I looked up to see Occam standing in the hallway staring at me, his eyes glowing golden, his cat too close to the surface. He looked disheveled and predatory and tightly wound, like a cat tensed to strike. I gave him a slight smile to show I was okay. His shoulders dropped, relaxing slightly, and he nodded, his hair swinging almost to his shoulders, longer after his shift. He was dressed in sweat pants and a tight T-shirt, his feet bare.

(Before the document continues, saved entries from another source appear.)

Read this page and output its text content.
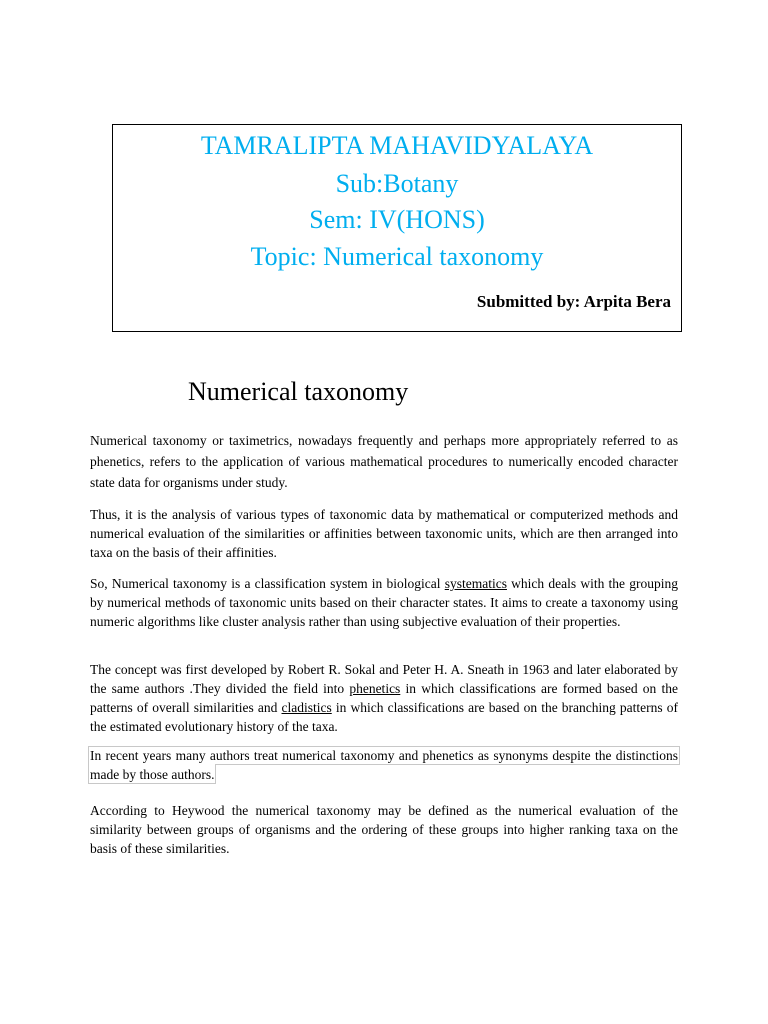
TAMRALIPTA MAHAVIDYALAYA
Sub:Botany
Sem: IV(HONS)
Topic: Numerical taxonomy
Submitted by: Arpita Bera
Numerical taxonomy

Numerical taxonomy or taximetrics, nowadays frequently and perhaps more appropriately referred to as phenetics, refers to the application of various mathematical procedures to numerically encoded character state data for organisms under study.

Thus, it is the analysis of various types of taxonomic data by mathematical or computerized methods and numerical evaluation of the similarities or affinities between taxonomic units, which are then arranged into taxa on the basis of their affinities.

So, Numerical taxonomy is a classification system in biological systematics which deals with the grouping by numerical methods of taxonomic units based on their character states. It aims to create a taxonomy using numeric algorithms like cluster analysis rather than using subjective evaluation of their properties.

The concept was first developed by Robert R. Sokal and Peter H. A. Sneath in 1963 and later elaborated by the same authors .They divided the field into phenetics in which classifications are formed based on the patterns of overall similarities and cladistics in which classifications are based on the branching patterns of the estimated evolutionary history of the taxa.

In recent years many authors treat numerical taxonomy and phenetics as synonyms despite the distinctions made by those authors.

According to Heywood the numerical taxonomy may be defined as the numerical evaluation of the similarity between groups of organisms and the ordering of these groups into higher ranking taxa on the basis of these similarities.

Rick stepped around him, into the doorway, and leaned against the frame, black hair and beard shaggy and scruffy, but he looked vital and more healthy than hours past. Except for the silvering hair, each shift seemed to heal him more. “Devin is not human,” he said. “He smelled . . . I don’t know. Watery? Like algae in a pond?”
Occam pushed him aside and entered the room, pouring them both a cup of coffee. “More like a rock that’s still wet from river water. Oddly mineral, fishy, wet, and very different from lizard or snake, otter or weasel family. I don’t know what he is, but he doesn’t smell exactly like his father or his mother.”
“So are we now thinking that we’re either in the middle of an intra-or interspecies conflict or a cross species mating?” I asked.
“The scents are confusing,” Rick agreed.
“Speculation,” Soul said, looking oddly introspective and still worried.